O inventário é uma das tarefas mais importantes da gestão corrente de qualquer empresa, independeninventario inforestilotemente da sua actividade. O controlo do inventário permite determinar a real existência dos produtos/ bens para responder às necessidades dos nossos clientes ou às necessidades de consumo interno. 

As empresas que não fazem o seu inventário, acabam por não ter a real noção do seu stock e, consequentemente, não conseguem controlar eventuais perdas, erros nos envios de fornecedores, roubos, desperdícios de produtos perecíveis, compras de produtos que existiam em stock e com níveis de rotatividade baixos, etc.

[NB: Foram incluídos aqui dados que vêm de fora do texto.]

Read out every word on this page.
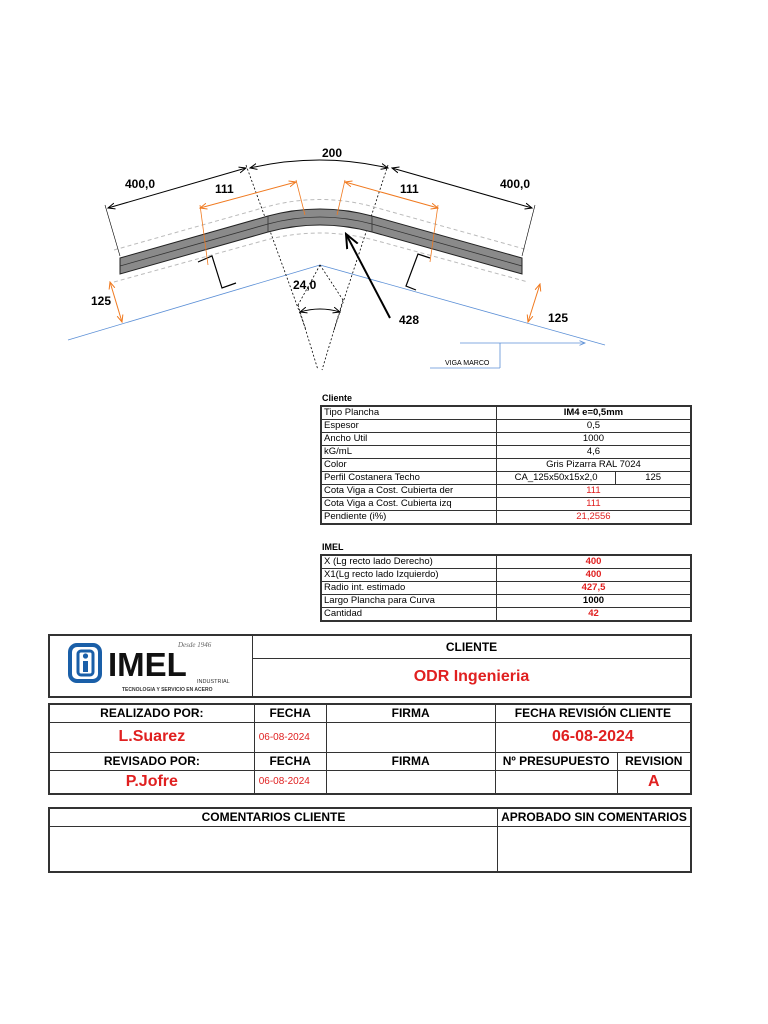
VIGA MARCO
200
400,0	400,0
111	111
125
125
24,0
428
Cliente
Tipo Plancha	IM4 e=0,5mm	
Espesor	0,5	
Ancho Util	1000	
kG/mL	4,6	
Color	Gris Pizarra RAL 7024	
Perfil Costanera Techo	CA_125x50x15x2,0	125
Cota Viga a Cost. Cubierta der	111	
Cota Viga a Cost. Cubierta izq	111	
Pendiente (i%)	21,2556	
IMEL
X (Lg recto lado Derecho)	400
X1(Lg recto lado Izquierdo)	400
Radio int. estimado	427,5
Largo Plancha para Curva	1000
Cantidad	42
IMEL
Desde 1946
INDUSTRIAL
TECNOLOGIA Y SERVICIO EN ACERO
	CLIENTE
ODR Ingenieria
REALIZADO POR:	FECHA	FIRMA	FECHA REVISIÓN CLIENTE	
L.Suarez	06-08-2024		06-08-2024	
REVISADO POR:	FECHA	FIRMA	Nº PRESUPUESTO	REVISION
P.Jofre	06-08-2024			A
COMENTARIOS CLIENTE	APROBADO SIN COMENTARIOS
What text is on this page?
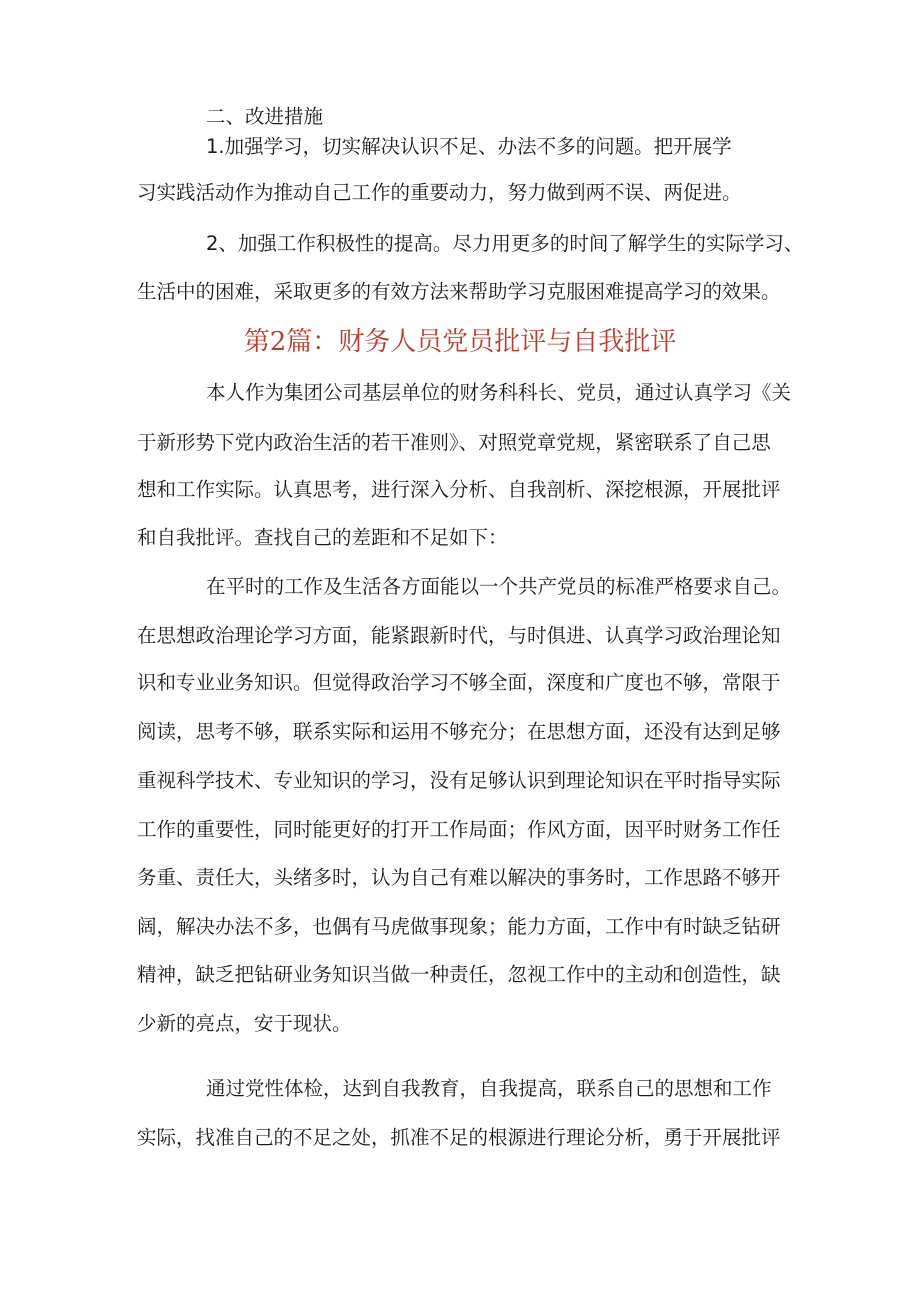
二、改进措施
1.加强学习，切实解决认识不足、办法不多的问题。把开展学
习实践活动作为推动自己工作的重要动力，努力做到两不误、两促进。
2、加强工作积极性的提高。尽力用更多的时间了解学生的实际学习、
生活中的困难，采取更多的有效方法来帮助学习克服困难提高学习的效果。
第2篇：财务人员党员批评与自我批评
本人作为集团公司基层单位的财务科科长、党员，通过认真学习《关
于新形势下党内政治生活的若干准则》、对照党章党规，紧密联系了自己思
想和工作实际。认真思考，进行深入分析、自我剖析、深挖根源，开展批评
和自我批评。查找自己的差距和不足如下：
在平时的工作及生活各方面能以一个共产党员的标准严格要求自己。
在思想政治理论学习方面，能紧跟新时代，与时俱进、认真学习政治理论知
识和专业业务知识。但觉得政治学习不够全面，深度和广度也不够，常限于
阅读，思考不够，联系实际和运用不够充分；在思想方面，还没有达到足够
重视科学技术、专业知识的学习，没有足够认识到理论知识在平时指导实际
工作的重要性，同时能更好的打开工作局面；作风方面，因平时财务工作任
务重、责任大，头绪多时，认为自己有难以解决的事务时，工作思路不够开
阔，解决办法不多，也偶有马虎做事现象；能力方面，工作中有时缺乏钻研
精神，缺乏把钻研业务知识当做一种责任，忽视工作中的主动和创造性，缺
少新的亮点，安于现状。
通过党性体检，达到自我教育，自我提高，联系自己的思想和工作
实际，找准自己的不足之处，抓准不足的根源进行理论分析，勇于开展批评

O inventário é uma ferramenta para controlar as perdas e os custos e que ajuda as empresas a optimizar constantemente os processos e afinar as condições de acondicionamento, manuseamento, armazenamento, com vista a promover o mínimo desperdício possível. Como exemplo disto que acabamos de referir, podemos falar das empresas que não fazem um controlo de stock sustentado num inventário preciso e que, muitas vezes, desconhecem a existência no armazém de determinados artigos e acabam por comprar novamente para satisfazer pedidos de clientes, deixando em stock artigos comprados há mais tempo, desactualizados, de lotes mais antigos, com prazos de validade a terminarem e a empatarem capital desnecessariamente.

Neste artigo, queremos alertar para a importância da realização de inventário, quer seja anual, semestral ou permanente (consoante o negócio e a forma de organização do stock), e que cada empresa deve definir a forma adequada ou as tecnologias a utilizar para realizá-lo. Para o inventário deverão ser contabilizados todos os activos detidos para venda, no decurso da actividade empresarial, os que são utilizados para o processo de produção, que resultará na venda, e aqueles que existem na forma de materiais consumíveis a serem aplicados no processo de produção ou na prestação de serviços.

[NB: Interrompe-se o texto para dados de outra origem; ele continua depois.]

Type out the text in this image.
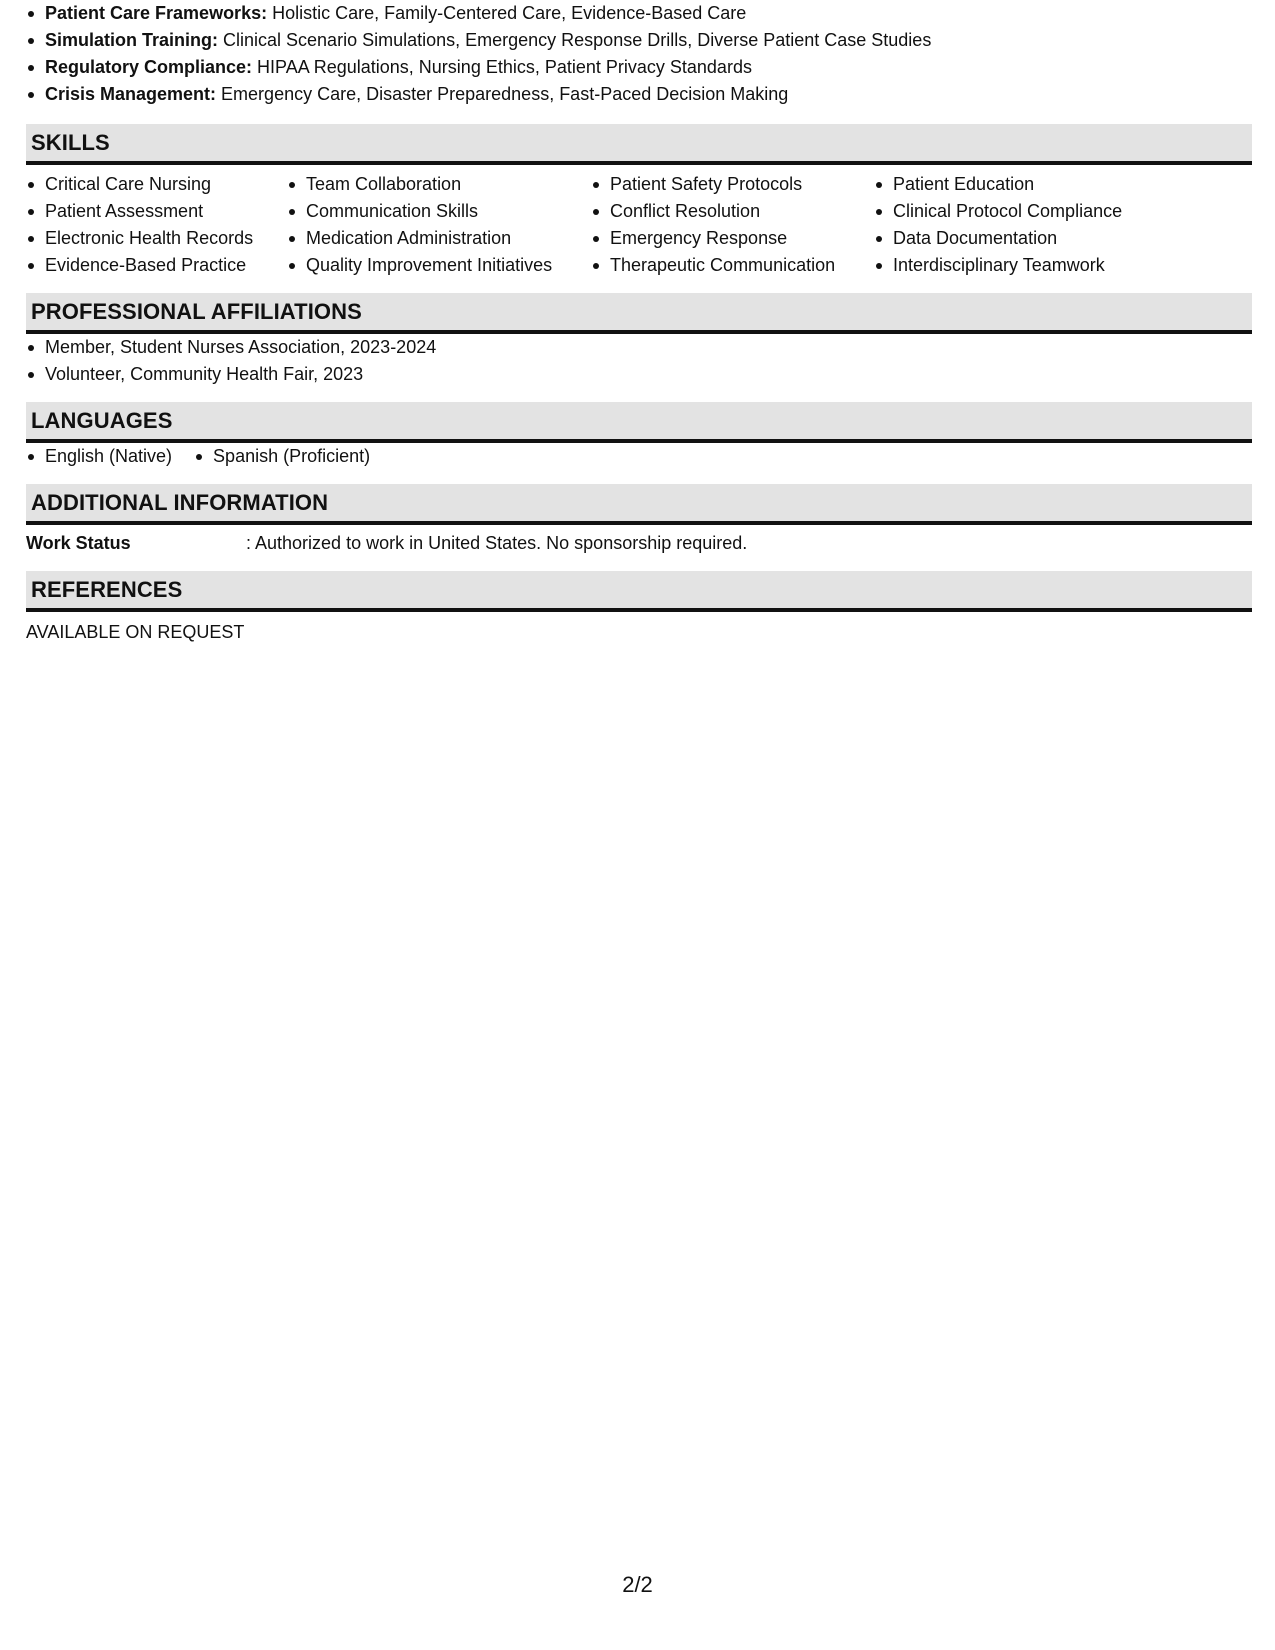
Patient Care Frameworks: Holistic Care, Family-Centered Care, Evidence-Based Care
Simulation Training: Clinical Scenario Simulations, Emergency Response Drills, Diverse Patient Case Studies
Regulatory Compliance: HIPAA Regulations, Nursing Ethics, Patient Privacy Standards
Crisis Management: Emergency Care, Disaster Preparedness, Fast-Paced Decision Making
SKILLS
Critical Care Nursing
Patient Assessment
Electronic Health Records
Evidence-Based Practice
Team Collaboration
Communication Skills
Medication Administration
Quality Improvement Initiatives
Patient Safety Protocols
Conflict Resolution
Emergency Response
Therapeutic Communication
Patient Education
Clinical Protocol Compliance
Data Documentation
Interdisciplinary Teamwork
PROFESSIONAL AFFILIATIONS
Member, Student Nurses Association, 2023-2024
Volunteer, Community Health Fair, 2023
LANGUAGES
English (Native)	Spanish (Proficient)
ADDITIONAL INFORMATION
Work Status	: Authorized to work in United States. No sponsorship required.
REFERENCES
AVAILABLE ON REQUEST
2/2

Para além das vantagens e das obrigatoriedades que já existiam em termos contabilísticos e legais, e que diferem consoante a tipologia de cada empresa, este ano de 2015, entra com uma nova obrigação fiscal. De acordo com o Orçamento de Estado para 2015, aprovado no dia 25 de novembro, adicionou uma alteração ao Decreto-Lei nº 198/2012, de 24 de agosto, que obriga à comunicação de inventários à Autoridade Tributária e Aduaneira (AT) através de um ficheiro informático. Esta é uma nova obrigatoriedade para empresas cujo volume de negócios do exercício anterior ou da referida comunicação seja superior a 100 mil euros. Estas novas regras estão inseridas num conjunto mais vastos de medidas que visam o combate à fraude e à evasão fiscal, obrigando as empresas a comunicar o seu inventário à AT, até 31 de Janeiro, referentes ao último dia do exercício anterior.

No entanto, agarrando na ideia apresentada no início deste artigo, esta nova obrigatoriedade deve ser vista como mais um incentivo para melhorar e optimizar processos e tarefas de gestão das empresas, nomeadamente na gestão de stocks e respectiva inventariação. Um dos paradigmas de uma gestão moderna, consiste na gestão e análise de dados fornecidos pelos softwares de gestão (ERP’s). Mas, para que se possa decidir de forma assertiva temos que ter dados e números, correctos e precisos. Deste modo, é importante que os dados de inventário sejam reais e efectivos, para que os resultados e as análises mostrem “a fotografia real” de cada empresa.